DOX-loaded PEG5K-EB2 Micelles

Doxorubicin (DOX) is a partially hydrophobic anticancer drug with known toxic side effects towards cardiovascular systems. Free DOX- HCl salt is water soluble, while its free-base is less soluble and can be efficiently incorporated into the PEG-EB micelles. The DOX-loaded PEG5K-EB2 has very small particles sizes and good stability over time (see FIG. 23). The presence of PEG-brushes on the micelle surface may minimize the clearance by mononuclear phagocyte systems found in liver and spleen. This, together with the good particle stability of DOX-loaded PEG5K-EB2 micelles may allow for an extended blood circulation time. Moreover, small-sized micelles promote efficient extravasation and subsequent preferential accumulation in tumor masses due to a enhanced permeability and retention (EPR) effect, resulting in reduced systemic side effects of DOX.

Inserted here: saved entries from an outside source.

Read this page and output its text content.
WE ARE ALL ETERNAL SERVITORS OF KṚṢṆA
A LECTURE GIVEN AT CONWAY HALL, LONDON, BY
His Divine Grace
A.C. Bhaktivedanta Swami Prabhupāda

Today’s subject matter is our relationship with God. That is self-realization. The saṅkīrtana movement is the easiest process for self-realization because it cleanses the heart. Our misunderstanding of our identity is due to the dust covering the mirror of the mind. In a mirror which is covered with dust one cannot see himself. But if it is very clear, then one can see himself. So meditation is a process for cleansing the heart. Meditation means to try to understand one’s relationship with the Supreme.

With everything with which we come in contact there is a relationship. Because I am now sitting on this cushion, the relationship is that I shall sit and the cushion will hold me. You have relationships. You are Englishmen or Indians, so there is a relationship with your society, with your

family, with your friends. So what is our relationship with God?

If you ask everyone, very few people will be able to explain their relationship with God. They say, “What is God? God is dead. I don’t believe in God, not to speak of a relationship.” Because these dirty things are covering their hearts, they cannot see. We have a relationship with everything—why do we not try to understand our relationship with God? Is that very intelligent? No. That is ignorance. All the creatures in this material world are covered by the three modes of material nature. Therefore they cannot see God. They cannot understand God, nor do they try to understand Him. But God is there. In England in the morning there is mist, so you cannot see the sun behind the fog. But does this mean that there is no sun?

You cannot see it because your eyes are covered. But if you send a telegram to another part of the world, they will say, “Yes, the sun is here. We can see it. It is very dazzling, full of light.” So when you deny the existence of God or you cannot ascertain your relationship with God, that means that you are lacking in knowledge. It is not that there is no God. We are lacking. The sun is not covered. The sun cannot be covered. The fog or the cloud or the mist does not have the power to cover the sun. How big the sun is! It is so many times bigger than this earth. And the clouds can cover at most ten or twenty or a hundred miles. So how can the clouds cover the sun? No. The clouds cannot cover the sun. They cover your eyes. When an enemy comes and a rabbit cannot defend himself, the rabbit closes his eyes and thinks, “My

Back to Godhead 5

P-glycoprotein 1 (Pgp) or multidrug resistance protein 1 (MDR1) is a membrane transporter that transports a wide variety of substrates across membranes at the expense of ATP. Although the normal function of Pgp is to exclude toxic substances from cells by pumping these out of the cells, cancer cells often overexpress this protein to get rid of multiple types of anti-cancer drugs to gain survival advantages. TPGS is a vitamin E derivative known to block this pump activity. An assay was performed measuring the channel blocking activity of various agents include TPGS, free embelin and PEG-embelin conjugate, on the hydrolysis of ATPase activity for PgP; and the change of ATP levels (measured by the amount of light generation by luciferase) was used as an indicator of the inhibitory activities. The results are shown in FIG. 24. PEG5K-EB2 showed comparable efficacy realtive to TPGS in inhibiting the Pgp ATPase activity.

The data shown in FIGS 25A and 25B shown that PEG-EB conjugate can reverse multiple drug resistance phenotype of cancer cell lines, and that for Pgp overexpressed cancer cell line-NCI/ADR-RES cells, DOX formulated in PEG5K-EB2 clearly showed better antitumor activity than that of DOX..

In view of the many possible embodiments to which the principles of the disclosed invention may be applied, it should be recognized that the illustrated embodiments are only preferred examples of the invention and should not be taken as limiting the scope of the invention.